Bisa disimpulkan bahwa efektivitas hukum ialah suatu tindakan yang memilki pengertian mengenai tujuan terjadinya akibat atau efek yang pada inginkan dan  menuju pada pengaruh yang dinginkan serta menuju di dampak atau yang akan terjadi dalam mencapai sebuah tujuan di suatu wilayah. Sedangkan menurut Zainuddin Ali, efektivitas hukum itu berarti menyelidiki kaidah hukum serta wajib  memenuhi syarat secara yuridis , berlaku secara sosiologi dan  berlaku secara filosofil.tentang efektivitas  suatu peraturan prundang-undangan pada dasarnya membandingkan realita aturan dengan ideal aturan. Walapun Undang-undang berlaku fiktif pada artian rakyat dianggap tahu mengenai hukum sehingga pada terjadinya suatu pelanggaran seseorang tak boleh berdalilh menggunakan alasan tidak memahami.
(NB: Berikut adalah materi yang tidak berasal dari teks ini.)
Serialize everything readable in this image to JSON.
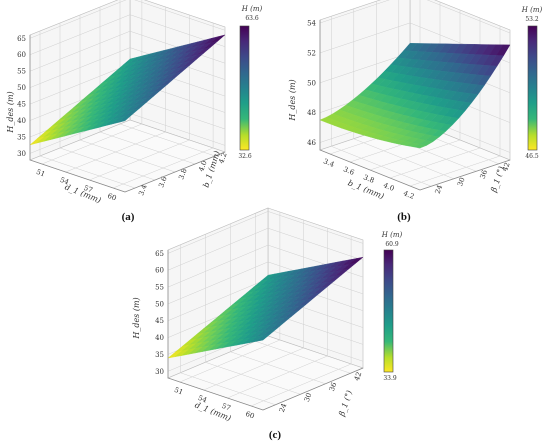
{
  "colors": {
    "viridis": [
      "#440154",
      "#482878",
      "#3e4989",
      "#31688e",
      "#26828e",
      "#1f9e89",
      "#35b779",
      "#6ece58",
      "#b5de2b",
      "#fde725"
    ],
    "grid": "#cfcfcf",
    "pane": "#f6f6f6"
  },
  "chart_data": [
    {
      "type": "surface",
      "panel": "(a)",
      "zlabel": "H_des (m)",
      "xlabel": "d_1 (mm)",
      "ylabel": "b_1 (mm)",
      "xticks": [
        "51",
        "54",
        "57",
        "60"
      ],
      "yticks": [
        "3.4",
        "3.6",
        "3.8",
        "4.0",
        "4.2"
      ],
      "zticks": [
        "30",
        "35",
        "40",
        "45",
        "50",
        "55",
        "60",
        "65"
      ],
      "zlim": [
        28,
        66
      ],
      "colorbar": {
        "title": "H (m)",
        "max": "63.6",
        "min": "32.6"
      },
      "x_range": [
        51,
        60
      ],
      "y_range": [
        3.4,
        4.2
      ],
      "z_min": 32.6,
      "z_max": 63.6
    },
    {
      "type": "surface",
      "panel": "(b)",
      "zlabel": "H_des (m)",
      "xlabel": "b_1 (mm)",
      "ylabel": "β_1 (°)",
      "xticks": [
        "3.4",
        "3.6",
        "3.8",
        "4.0",
        "4.2"
      ],
      "yticks": [
        "24",
        "30",
        "36",
        "42"
      ],
      "zticks": [
        "46",
        "48",
        "50",
        "52",
        "54"
      ],
      "zlim": [
        45.5,
        54.2
      ],
      "colorbar": {
        "title": "H (m)",
        "max": "53.2",
        "min": "46.5"
      },
      "x_range": [
        3.4,
        4.2
      ],
      "y_range": [
        24,
        42
      ],
      "z_min": 46.5,
      "z_max": 53.2
    },
    {
      "type": "surface",
      "panel": "(c)",
      "zlabel": "H_des (m)",
      "xlabel": "d_1 (mm)",
      "ylabel": "β_1 (°)",
      "xticks": [
        "51",
        "54",
        "57",
        "60"
      ],
      "yticks": [
        "24",
        "30",
        "36",
        "42"
      ],
      "zticks": [
        "30",
        "35",
        "40",
        "45",
        "50",
        "55",
        "60",
        "65"
      ],
      "zlim": [
        28,
        66
      ],
      "colorbar": {
        "title": "H (m)",
        "max": "60.9",
        "min": "33.9"
      },
      "x_range": [
        51,
        60
      ],
      "y_range": [
        24,
        42
      ],
      "z_min": 33.9,
      "z_max": 60.9
    }
  ],
  "captions": {
    "a": "(a)",
    "b": "(b)",
    "c": "(c)"
  }
}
Efektivitas hukum  menurut Hans Kelsan yaitu mengenai validitas aturan yang artinya bahwa adat-adat hukum yg memiliki  sifat mengikat , dan  rakyat wajib  berperilkau sesuai pada norma-norma hukum yang berlaku di warga  . Efektivitas aturan dapat pada artikan bahwa orang-orang  wajib  berperilaku sinkron menggunakan norma-adat di hukum sebagaimana mereka wajib  bertindak, norma-adat yg berlaku dimasyarakat wajib  pada patuhi dan  diimplementasikan.Dimana terdapat masyarakat di situ ada hukum, maka hukum poly mempunyai dampak terhadap kehidupan masyarakat.sebab pada dasarnya hal tersebut wajib  didukung dengan fakta yg terdapat dimasyarakat bahwa masing-masing anggota rakyat memiliki korelasi kepentingan dan  majemuk,kepentingan menggunakan anggota masyarakat lain juga kepentingan dengan negara atau pemerintah.Disinilah hukum memiliki kiprah yg sangat penting supaya warga  dapat hidup aman, tentram, tenang, adil, dan  makmur dan  tanpa adanya hukum di warga  akan bisa mengakibatkan kericuhan antar rakyat dan  tidak saling toleran.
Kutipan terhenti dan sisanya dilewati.